The newly appointed Vice- Chancellor of the University of Jos (UNIJOS), Prof. Tanko Ishaya, has pledged his administration’s readiness to promote quality research, teaching and learning, as well as the welfare of staff of the institution.
Ishaya made the pledge shortly after his inauguration as the 10th substantive Vice-Chancellor of the university, which took place at Jos main campus of the institution, following his appointment by the 14th Governing Council of the university.
Ishaya, a Professor of Computer Science, however, decried what he described as “gross decline in the quality of research and teaching in Nigerian universities,” promising to change the trends and narrative in UNIJOS.

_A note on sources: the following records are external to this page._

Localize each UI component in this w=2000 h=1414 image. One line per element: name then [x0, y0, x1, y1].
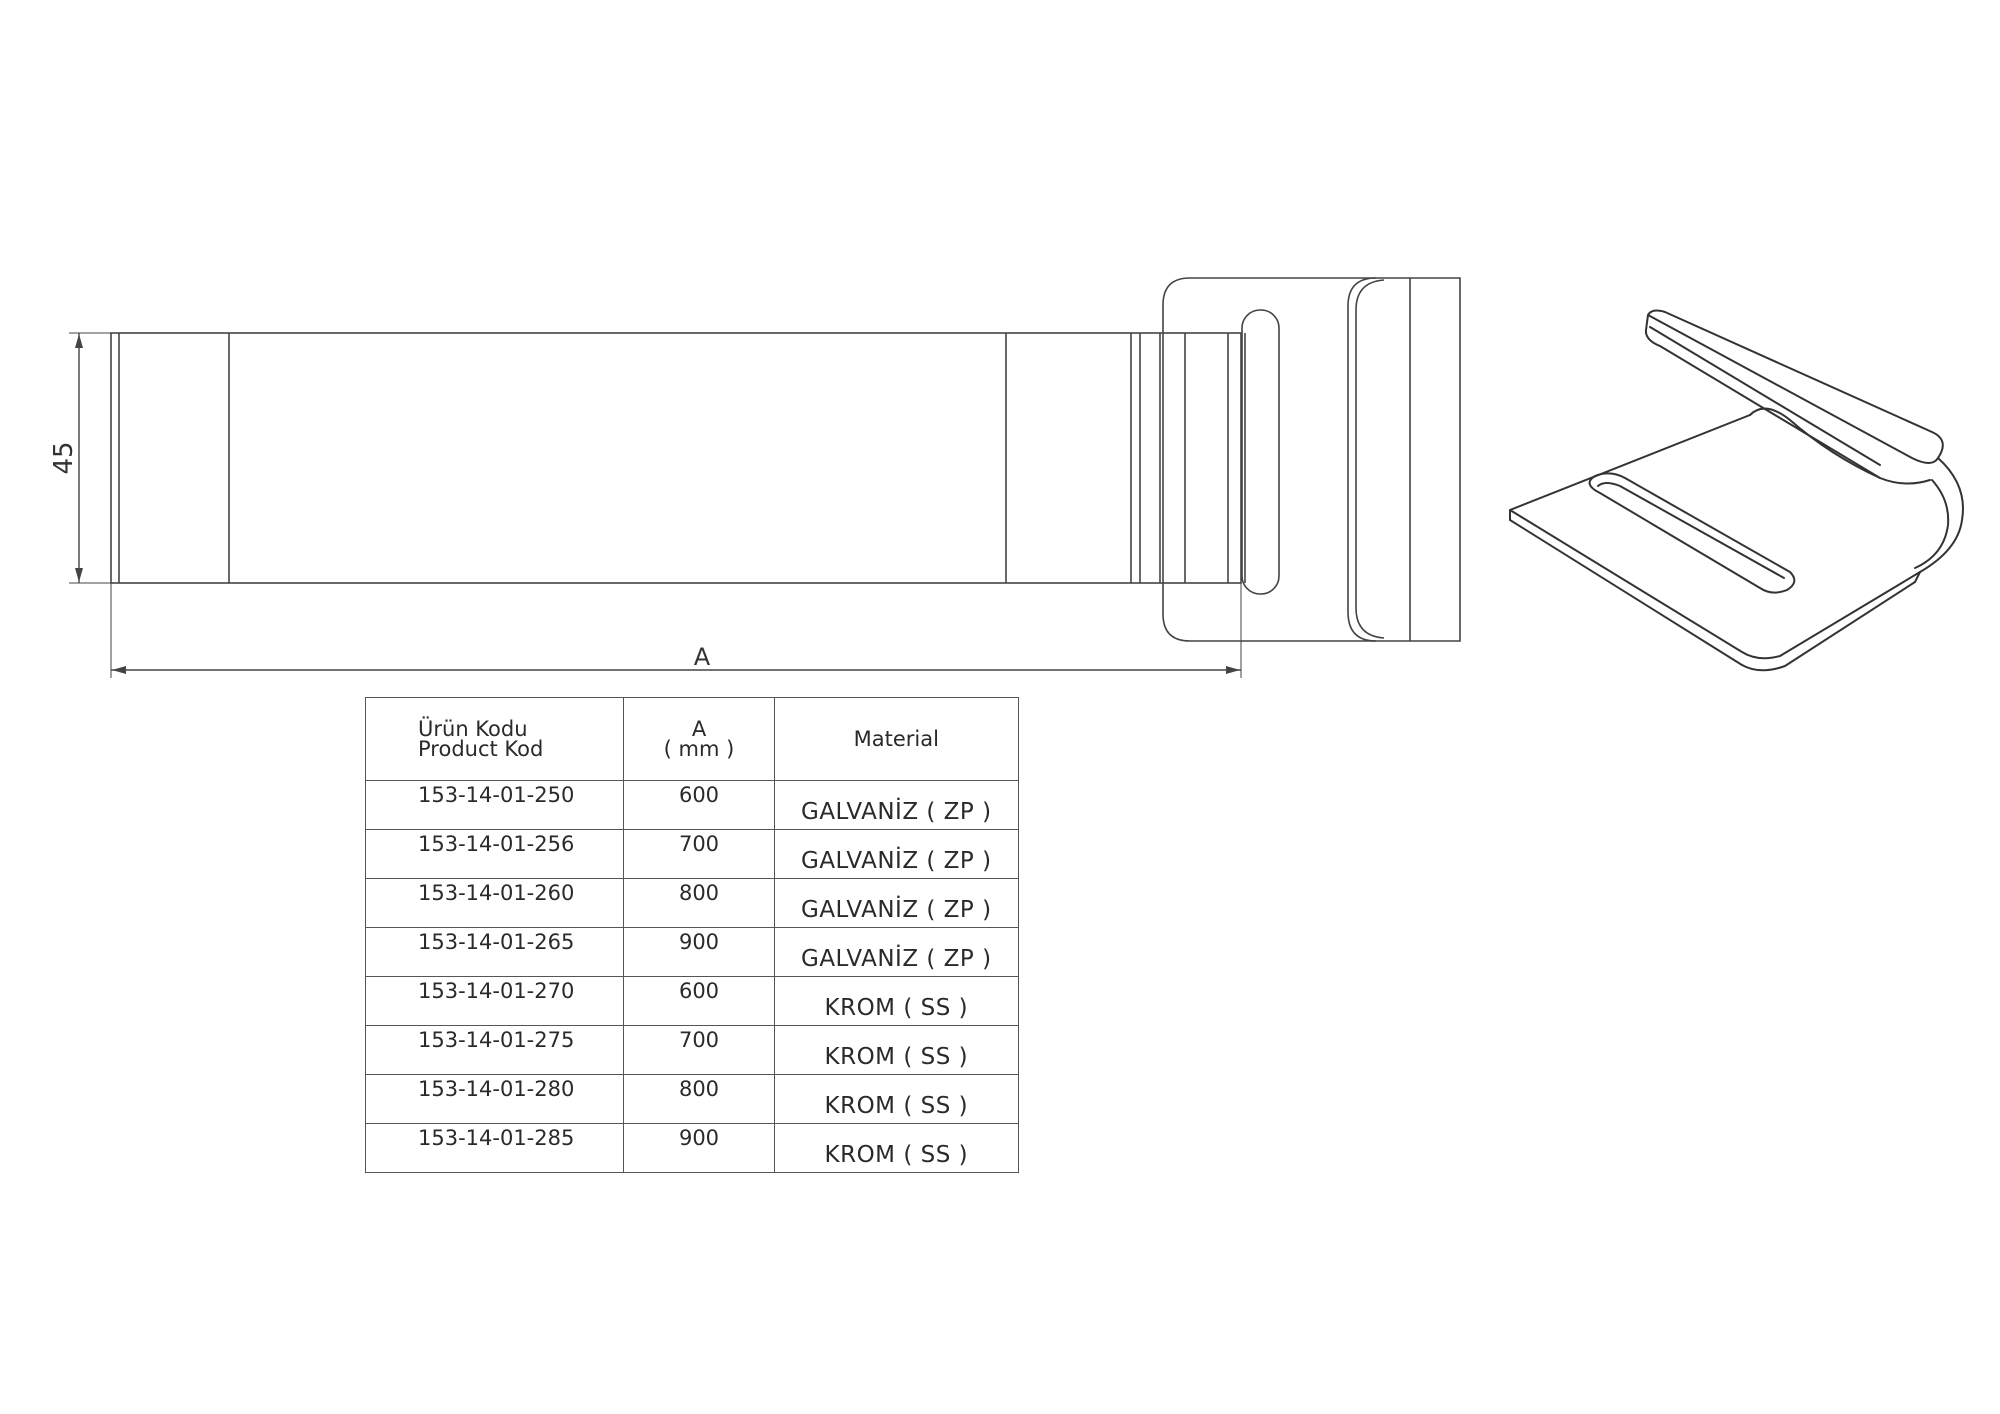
header-a: A [691, 717, 707, 741]
table-row: 153-14-01-256 700 GALVANİZ ( ZP ) [364, 829, 1020, 879]
product-code-cell: 153-14-01-260 [364, 878, 625, 928]
table-row: 153-14-01-270 600 KROM ( SS ) [364, 976, 1020, 1026]
header-material: Material [773, 697, 1020, 781]
length-a-cell: 700 [623, 829, 775, 879]
table-row: 153-14-01-265 900 GALVANİZ ( ZP ) [364, 927, 1020, 977]
table-row: 153-14-01-250 600 GALVANİZ ( ZP ) [364, 780, 1020, 830]
length-a-cell: 800 [623, 1074, 775, 1124]
length-a-cell: 900 [623, 927, 775, 977]
material-cell: KROM ( SS ) [773, 1025, 1020, 1075]
product-code-cell: 153-14-01-256 [364, 829, 625, 879]
material-cell: GALVANİZ ( ZP ) [773, 927, 1020, 977]
header-a-mm: A ( mm ) [623, 697, 775, 781]
length-a-cell: 600 [623, 976, 775, 1026]
product-code-cell: 153-14-01-250 [364, 780, 625, 830]
table-row: 153-14-01-275 700 KROM ( SS ) [364, 1025, 1020, 1075]
length-a-cell: 600 [623, 780, 775, 830]
header-product-code-tr: Ürün Kodu [418, 717, 528, 741]
header-product-code-en: Product Kod [418, 737, 544, 761]
height-dimension [69, 332, 111, 584]
material-cell: GALVANİZ ( ZP ) [773, 780, 1020, 830]
material-cell: KROM ( SS ) [773, 1123, 1020, 1173]
material-cell: GALVANİZ ( ZP ) [773, 829, 1020, 879]
table-row: 153-14-01-280 800 KROM ( SS ) [364, 1074, 1020, 1124]
table-header-row: Ürün Kodu Product Kod A ( mm ) Material [364, 697, 1020, 781]
length-a-cell: 800 [623, 878, 775, 928]
table-row: 153-14-01-285 900 KROM ( SS ) [364, 1123, 1020, 1173]
length-a-cell: 700 [623, 1025, 775, 1075]
table-row: 153-14-01-260 800 GALVANİZ ( ZP ) [364, 878, 1020, 928]
material-cell: KROM ( SS ) [773, 976, 1020, 1026]
product-code-cell: 153-14-01-275 [364, 1025, 625, 1075]
length-a-cell: 900 [623, 1123, 775, 1173]
product-spec-table: Ürün Kodu Product Kod A ( mm ) Material … [364, 697, 1020, 1173]
header-product-code: Ürün Kodu Product Kod [364, 697, 625, 781]
material-cell: KROM ( SS ) [773, 1074, 1020, 1124]
isometric-bracket [1509, 309, 1964, 672]
end-bracket [1162, 277, 1461, 642]
height-dimension-label: 45 [49, 441, 79, 474]
length-dimension-label: A [694, 643, 711, 671]
front-view-bar [110, 332, 1242, 584]
product-code-cell: 153-14-01-270 [364, 976, 625, 1026]
product-code-cell: 153-14-01-280 [364, 1074, 625, 1124]
material-cell: GALVANİZ ( ZP ) [773, 878, 1020, 928]
header-mm: ( mm ) [663, 737, 735, 761]
product-code-cell: 153-14-01-265 [364, 927, 625, 977]
length-dimension [110, 583, 1242, 678]
product-code-cell: 153-14-01-285 [364, 1123, 625, 1173]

In achieving this goal, he pledged that the management would explore new avenues and put modalities on ground to ensure improvement in teaching, research and learning, saying: “The quality of research and the graduates our universities churn out today have been on drastic decline.”
The Vice-Chancellor noted: “So, we are going to prioritise quality research and enhance teaching and learning for a better delivery and development of the society.
“Sadly, the decline in quality of teaching and learning in our universities is forcing Nigerian students to go to neighbouring counties as better options. We will do our best to place the university on a good footing in order for it to address both local and global challenges.”
Ishaya, who also promised to ensure a better welfare package for members of staff of the university, lamented the poor welfare package of the university workers in the country, particularly the academic staff.
The Vice-Chancellor vowed to vigorously pursue innovative ways of generating funds for the university in order to meet the welfare needs of staff members, saying: “As academic staff of a university outside the country, my pay usually takes me home, but in Nigeria, my monthly salary rarely takes me home.”
Thus, we will do our very best to ensure the welfare of our workers is adequately catered for,” Ishaya said, even as he also promised to address the shortage of hostel accommodation confronting the students and other challenges.
“We have over 45,000 undergraduate students and out of this, we could only provide accommodation for about 5,000 of them; meaning that the majority of our students are living off campus in the neighbouring communities.
“We will invigorate efforts at addressing the huge accommodation deficit for our students so that they can be secured at all times,” he said.